Cuando salimos de paseo Pekas atrae las miradas sobre nosotros. Es un maltés muy bonito y simpático que se deja querer. Rara vez rechaza una caricia o teme a alguna mano que se le acerque. Cuando lo adoptamos era una bolita de pelos café con leche, después de dos años cambió a blanco. Más de una vez me han ofrecido dinero por él. Un día un tipo quiso robárselo. La mayor parte del tiempo es un amor, una chulada de perro, un corderito de dios. Hasta su postura de ataque causa sensación: se para en dos patas como si se pusiera en guardia, como si fuera a boxear. Le funciona con los perros más grandes que él. No saben que hacer y mejor se van.
Sólo hay dos cosas que lo sacan de quicio: las patinetas, de las que es un incansable perseguidor, y la Jerga, un perro afgano blanco tres veces más grande que él que vive cerca de nuestra casa. Un día, aún cachorro, Pekas se le acercó amistoso, saltarín, feliz como es él, y la Jerga, bravucón y soberbio, le soltó tremendos ladridos. Mi pequeño maltés se quedó temblando. Desde entonces, cada vez que topamos con la Jerga (ese nombre le pusimos), Pekas tiembla de rabia.
Cada que lo ve bufa, enseña los colmillos y ladra furioso.

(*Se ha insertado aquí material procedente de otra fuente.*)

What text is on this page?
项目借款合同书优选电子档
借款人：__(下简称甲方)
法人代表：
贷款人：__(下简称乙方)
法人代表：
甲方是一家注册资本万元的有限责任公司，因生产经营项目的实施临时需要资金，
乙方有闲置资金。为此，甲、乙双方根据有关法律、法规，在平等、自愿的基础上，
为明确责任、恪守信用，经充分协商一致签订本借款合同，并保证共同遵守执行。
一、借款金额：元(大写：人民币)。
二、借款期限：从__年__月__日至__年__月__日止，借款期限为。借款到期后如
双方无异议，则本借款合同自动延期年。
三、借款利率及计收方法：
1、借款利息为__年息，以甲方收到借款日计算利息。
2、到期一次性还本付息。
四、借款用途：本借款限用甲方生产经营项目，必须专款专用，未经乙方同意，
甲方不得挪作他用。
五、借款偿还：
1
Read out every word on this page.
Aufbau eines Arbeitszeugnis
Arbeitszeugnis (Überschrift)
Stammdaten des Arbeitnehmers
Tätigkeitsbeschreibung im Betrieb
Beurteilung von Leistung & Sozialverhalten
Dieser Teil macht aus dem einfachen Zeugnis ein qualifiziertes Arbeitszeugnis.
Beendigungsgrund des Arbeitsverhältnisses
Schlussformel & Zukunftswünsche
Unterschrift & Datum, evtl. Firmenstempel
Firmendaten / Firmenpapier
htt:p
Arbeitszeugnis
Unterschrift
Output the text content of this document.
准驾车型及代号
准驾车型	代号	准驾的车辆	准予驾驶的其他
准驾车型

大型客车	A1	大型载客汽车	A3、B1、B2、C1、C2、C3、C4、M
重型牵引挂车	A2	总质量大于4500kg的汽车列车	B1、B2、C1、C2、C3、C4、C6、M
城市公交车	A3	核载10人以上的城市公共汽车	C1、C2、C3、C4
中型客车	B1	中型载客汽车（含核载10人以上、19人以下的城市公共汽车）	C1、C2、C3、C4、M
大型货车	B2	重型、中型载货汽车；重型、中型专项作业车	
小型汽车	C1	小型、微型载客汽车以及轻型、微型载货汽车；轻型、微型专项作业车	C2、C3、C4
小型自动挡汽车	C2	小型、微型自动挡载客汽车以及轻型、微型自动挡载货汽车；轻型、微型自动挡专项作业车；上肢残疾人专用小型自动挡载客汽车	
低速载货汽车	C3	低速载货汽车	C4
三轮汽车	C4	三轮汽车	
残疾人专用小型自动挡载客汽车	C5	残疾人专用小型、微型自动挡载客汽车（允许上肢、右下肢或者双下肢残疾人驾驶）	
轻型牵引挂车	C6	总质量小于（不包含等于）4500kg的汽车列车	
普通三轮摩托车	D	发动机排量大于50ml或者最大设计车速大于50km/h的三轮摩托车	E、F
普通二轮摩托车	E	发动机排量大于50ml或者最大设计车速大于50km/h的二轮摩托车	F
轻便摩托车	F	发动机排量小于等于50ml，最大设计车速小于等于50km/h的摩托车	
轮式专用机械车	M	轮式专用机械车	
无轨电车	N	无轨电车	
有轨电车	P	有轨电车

No puedo controlarlo, nadie puede cuando se pone así. Es tal su ofuscación que hasta muerde. A mi esposa ya le tocó un rasguño de dientes. Imposible creer que ese pequeño peludo que da abrazos viva semejante delirio. Pero sólo le pasa cuando ve a su archienemigo. Siempre temí el día en que Pekas y la Jerga se encontraran en la plaza donde ambos pasean libres.
Ocurrió una mañana de domingo. Pekas estaba a unos veinte metros de mí, correteaba a los pájaros, olfateaba el suelo, se movía de un lado a otro dando saltitos. Sólo él y yo en medio de la plaza, trecientos metros cuadrados para corretear, brincar, saltar. De repente fap, fap, fap sonaron unas pisadas sobre el pavimento detrás de mí. Volteé hacia mi izquierda pero la Jerga pasó por el otro lado a gran velocidad. Vi su melena blanca de reojo. Se detuvo frente a Pekas. Fue una sorpresa para ambos. Creo que la Jerga no lo había reconocido. Luego lo hizo.
Se miraron uno a otro a los ojos, sin quitarse la vista ni un instante, y después pasaron la lengua por los dientes. En seguida, despacito, comenzaron a dar vueltas, mirándose todo el tiempo de frente. Quise gritar “Pekas, ven aquí”, pero no me atreví. ¿Y si lo altero? ¿Si lo asusto y se le va encima? Era evidente que la Jerga podía lastimarlo. Es tres veces más grande y fuerte. El dueño del afgano blanco, que siempre ha sido indiferente a ese conflicto, sonreía.
Pekas y la Jerga seguían mirándose de frente. Se movían muy despacio. Entonces, más tranquilos, se olieron el trasero, y unos momentos después cada uno corrió con su dueño, así sin más, sin ladridos ni gestos. Ambos fueron velozmente sujetados con sus correas. Me di la vuelta y me dirigí a casa todavía muy nervioso. Había imaginado a Pekas lleno de sangre, su pelo lleno de manchas rojas y yo corriendo al veterinario.
En fin, que lo que temía, pasó, y afortunadamente no cómo lo imaginé. Espero que lo más feo que tenga que contar de mi pequeño maltés sea cómo se apropió de uno de los sillones de la sala, o cómo nos despierta religiosamente, día tras día, para exigirnos su paseo mañanero. Lo quiero mucho y él a mí. Cada que me abraza retumba en mi cabeza aquella frase de “el perro es el único ser que te quiere más que tú mismo”.